Koko sighed, turned, and left my life as quickly as it had arrived, and I was left alone, completely alone, for the first time in months.
I don't know how exactly long this memory was suppressed, how long it hid dormant in my head. I don't know what triggered its sudden release during a dream. What I do know, what I do know, is that with its release I finally knew what it was that I was so afraid of that I was willing to sacrifice everything to avoid it.
That thing which I feared, it was not apathy, or laughter, or failure, or disappointment. It was not a fear of betrayal, or of disillusionment, or even of outright rejection.
That thing which I fear most, that thing which I buried for so long, that thing which I fought so hard to avoid happening that I even managed to forget it had already happened, that thing...
will have to remain my own secret.
Mine and Koko's actually.
Had a pretty good night at Rich O's. It seemed a little full of idiots, but the living room areas as open so I spent the night talking with TallLady and HomelessGirl. Nice and relaxing, Calm and pleasant.
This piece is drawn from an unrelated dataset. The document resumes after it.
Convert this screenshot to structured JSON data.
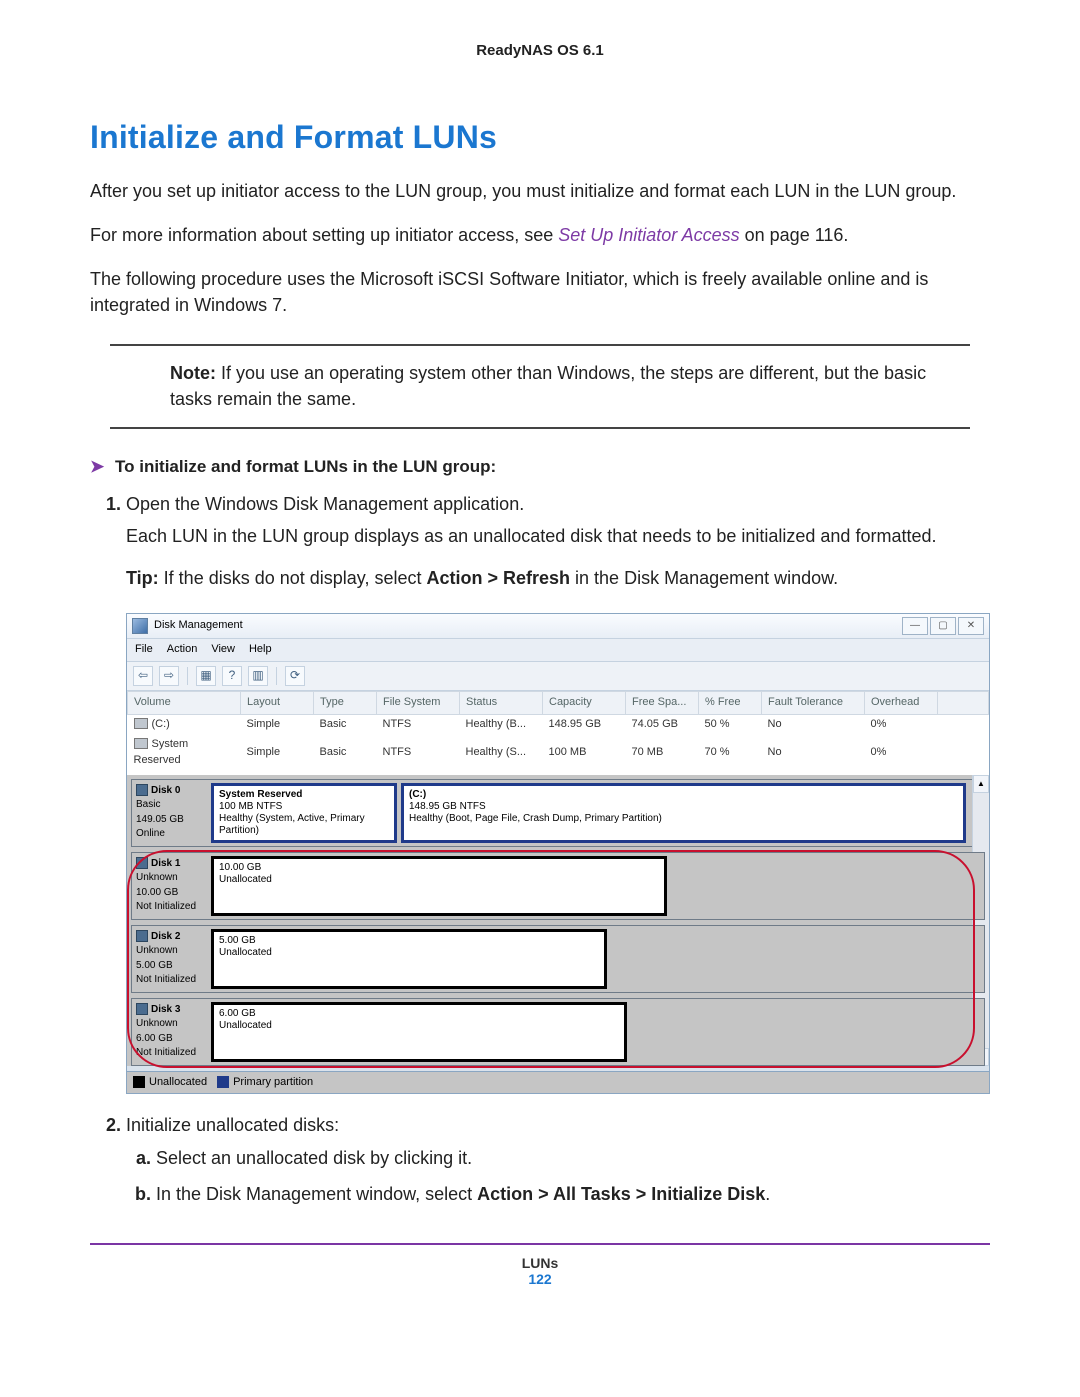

To drink, I first had a Delirium Tremens, on tap for the first time in a long time. I've already said how much I love this beer. Next I had one of these:
(draft) First off, looks fantastic. Black with a firm brown head, I was almost reluctant to drink it for fear of messing up the head. Flavor is a nice chocolate, with just a hint of bitterness about halfway through. I was a little surprised, and a little disappointed, that the ABV is so high on this one. I'd love to be able to have more than one.
For my last beer I had a Smithwick's. Yummy as always.
HomelessGirl and I talked about a lot of different shit. One of the topics that stood out was when we traded spooky real-life stories. Pretty creepy.
After I left Rich O's I wanted to listen to some karaoke, but they were closed, so I went to this bar that had been one of my dad's main hangouts for the last few years of his life.
The place has changed so much that it's barely recognizable.
I just deleted a bunch of shit here. I don't know why I bothered.